- Walka z drożyzną. Za magazynowanie artykułów pierwszej potrzeby, pociągnięci zostali do odpowiedzialności:
1) Tyliński Władysław – odmowa sprzedaży mąki kooperatywie „Naprzód”.
2) Briftregen Gabryel – przetrzytmywanie 14 but. spirytusu w mieszkaniu.
3) Kratz Icek – magazynowanie 20 sztuk skór.
4) Padewski Adam – magazynowanie mąki.
5) Fiszer Abram – magazynowanie soli, zapałek i otrąb.
6) Cukierman Aleksander – magazynowanie grochu i kaszy.
7) Klepfisz – magazynowanie mąki.
8) Rochtman Chaja – magazynowanie cukru w celu spekulacji.
9) Berek Rozenkranc, ul. Wałowa 25, pod siennikiem worek cukru.
10) Władysław Fogiel, ul. Skaryszewska 74, 26 woreczków soli, ukryte w stodole.
11) Moszko Zajdman, ul. Żabia 60, 13 worków mąki i 6 worków soli.
12) Lejzor Grosfeld, ul. Lubelska 23, 3 bek. skór (saki).
Sprawy skierowano do prokuratora przy tutejszym Sądzie Okręgowym.
Słowo nr 202, 2 września 1923
________________________________________________________________________________________________
Nowy rok szkolny
W n. 2 września rb.
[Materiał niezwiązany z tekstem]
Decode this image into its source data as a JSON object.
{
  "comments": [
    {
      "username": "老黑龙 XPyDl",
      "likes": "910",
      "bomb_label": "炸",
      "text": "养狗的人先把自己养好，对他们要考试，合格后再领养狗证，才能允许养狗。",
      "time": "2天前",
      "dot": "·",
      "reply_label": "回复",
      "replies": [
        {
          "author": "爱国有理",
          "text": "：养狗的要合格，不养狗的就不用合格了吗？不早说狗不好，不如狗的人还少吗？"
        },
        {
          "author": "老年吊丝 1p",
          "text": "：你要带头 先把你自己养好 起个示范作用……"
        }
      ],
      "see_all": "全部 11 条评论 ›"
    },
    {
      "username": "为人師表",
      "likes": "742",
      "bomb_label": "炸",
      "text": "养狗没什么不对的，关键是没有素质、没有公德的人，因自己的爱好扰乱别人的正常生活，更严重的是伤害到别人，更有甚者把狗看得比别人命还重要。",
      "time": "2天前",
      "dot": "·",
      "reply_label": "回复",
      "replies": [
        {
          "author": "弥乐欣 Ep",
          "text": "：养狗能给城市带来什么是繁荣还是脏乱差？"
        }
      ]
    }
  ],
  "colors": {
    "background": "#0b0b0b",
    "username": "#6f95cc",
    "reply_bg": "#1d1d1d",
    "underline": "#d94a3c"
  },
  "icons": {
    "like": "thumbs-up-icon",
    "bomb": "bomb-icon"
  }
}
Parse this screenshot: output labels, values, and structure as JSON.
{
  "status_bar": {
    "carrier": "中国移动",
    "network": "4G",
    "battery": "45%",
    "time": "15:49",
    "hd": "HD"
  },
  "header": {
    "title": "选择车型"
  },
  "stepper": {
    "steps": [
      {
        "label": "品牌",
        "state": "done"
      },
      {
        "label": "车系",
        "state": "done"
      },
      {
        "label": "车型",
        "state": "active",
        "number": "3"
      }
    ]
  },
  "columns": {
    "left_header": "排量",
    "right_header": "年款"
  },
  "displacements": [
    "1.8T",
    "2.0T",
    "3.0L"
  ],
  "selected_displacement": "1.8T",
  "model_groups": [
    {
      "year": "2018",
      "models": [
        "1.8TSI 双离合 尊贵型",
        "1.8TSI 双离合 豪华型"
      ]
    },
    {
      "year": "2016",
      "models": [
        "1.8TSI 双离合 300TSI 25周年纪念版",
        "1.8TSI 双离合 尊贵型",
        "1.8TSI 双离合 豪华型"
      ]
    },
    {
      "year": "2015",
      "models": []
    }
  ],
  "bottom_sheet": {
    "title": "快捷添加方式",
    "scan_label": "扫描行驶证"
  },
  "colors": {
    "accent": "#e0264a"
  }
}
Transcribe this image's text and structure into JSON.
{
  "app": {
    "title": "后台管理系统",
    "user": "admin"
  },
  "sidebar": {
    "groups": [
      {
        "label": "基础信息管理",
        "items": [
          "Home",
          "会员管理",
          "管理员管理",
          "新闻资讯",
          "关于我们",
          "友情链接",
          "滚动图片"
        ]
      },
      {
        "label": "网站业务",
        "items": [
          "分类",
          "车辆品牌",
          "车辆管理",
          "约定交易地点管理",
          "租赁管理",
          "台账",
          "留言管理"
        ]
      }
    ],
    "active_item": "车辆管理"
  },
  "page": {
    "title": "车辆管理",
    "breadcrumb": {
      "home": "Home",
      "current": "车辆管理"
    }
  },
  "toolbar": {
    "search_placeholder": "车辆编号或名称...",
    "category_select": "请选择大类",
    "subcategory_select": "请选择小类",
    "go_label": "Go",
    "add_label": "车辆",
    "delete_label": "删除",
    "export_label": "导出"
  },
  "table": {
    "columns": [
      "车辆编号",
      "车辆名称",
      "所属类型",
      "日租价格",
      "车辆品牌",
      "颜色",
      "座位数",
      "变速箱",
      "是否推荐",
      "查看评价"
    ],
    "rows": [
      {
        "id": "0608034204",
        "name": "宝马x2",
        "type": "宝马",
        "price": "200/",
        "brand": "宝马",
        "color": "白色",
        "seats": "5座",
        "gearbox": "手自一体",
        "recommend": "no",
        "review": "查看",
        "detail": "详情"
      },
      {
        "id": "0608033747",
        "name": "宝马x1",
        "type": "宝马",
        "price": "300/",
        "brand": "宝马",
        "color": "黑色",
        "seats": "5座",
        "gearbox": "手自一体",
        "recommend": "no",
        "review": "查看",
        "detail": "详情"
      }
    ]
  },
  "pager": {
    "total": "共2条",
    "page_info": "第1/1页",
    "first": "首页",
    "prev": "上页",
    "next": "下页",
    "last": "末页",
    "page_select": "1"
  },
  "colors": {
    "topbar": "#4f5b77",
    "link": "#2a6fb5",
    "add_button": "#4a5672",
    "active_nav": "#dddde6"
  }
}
Rozpoczął się nowy rok szkolny uroczystemi nabożeństwami we wszystkich kościołach miejscowych. Świątynie były przepełnione nieprzeliczonemi zastępami młodzieży szkolnej, garnącej się chętnie do pracy po dwumiesięcznym wypoczynku; wraz z młodzieżą wzięły udział w nabożeństwach ciała pedagogiczne i rodzice.
Po nabożeństwie odbyły się w szkołach uroczyste akty otwarcia nowego roku szkolnego.
Zastępom młodzi ślemy na mowy rok szkolny życzenia pracy intensywnej i owocnej dla dobra Narodu i Państwa.
Słowo nr 203, 4 września 1930
___________________________________________________________________________________________________
Kto jeździ rowerami
po chodnikach
Wielokrotnie zwracaliśmy uwagę na dziki sport, uprawiany przez nieletnich cyklistów, a mianowicie na jeżdżenie rowerami po chodnikach.
Dziś nic się już im nie dziwimy, bowiem przykład biorą od przedstawicieli władz bezpieczeństwa.
Twierdzenie swoje opieramy na zaobserwowanym przez nas fakcie uprawiania jazdy po chodniku przez posterunkowego policji. Miało to miejsce na ul. Lubelskiej między Wysoką a Nowogrodzką po stronie numerów parzystych o godz. 3-4 po poł.
Słowo nr 203, 4 września 1930
__________________________________________________________________________________________________
Letniska pustoszeją
Letniska zaczynają pustoszeć. W związku z rozpoczęciem roku szkolnego, wiele rodzin wyjechało już z podmiejskich letnisk, położonych przy stacjach kolejowych Jedlnia, Zagożdżon i Garbatka. Również wiele osób opuściło też Rajec i Siczki.
Przy okazji zaznaczyć musimy, iż wielu spośród tych, którzy tego roku zamieszkali w Rajcu i Siczkach, wyrzekło się już tej przyjemności w roku przyszłym. Liczyli oni bowiem na sprawną komunikację autobusową, zostali jednak rozczarowani, gdyż autobusy kursowały bardzo nieregularnie. Częstokroć po kilka godzin trzeba było wyczekiwać na przybycie autobusu.
Zaznaczyć należy, że w związku z opuszczaniem letnisk, w miejscowościach letniskowych dał się zauważyć znaczny spadek cen na produkty spożywcze.
Słowo nr 203, 4 września 1930
____________________________________________________________________________________________________
Nowy dom robotniczy
We wrześniu oddany zostanie do użytku drugi dom robotniczy przy ul. 1 Maja.
Dom zawiera 61 mieszkań dwupokojowych oraz mieści w sobie wspólną łaźnię i pralnię.
Budowa trzeciego domu robotniczego trwa.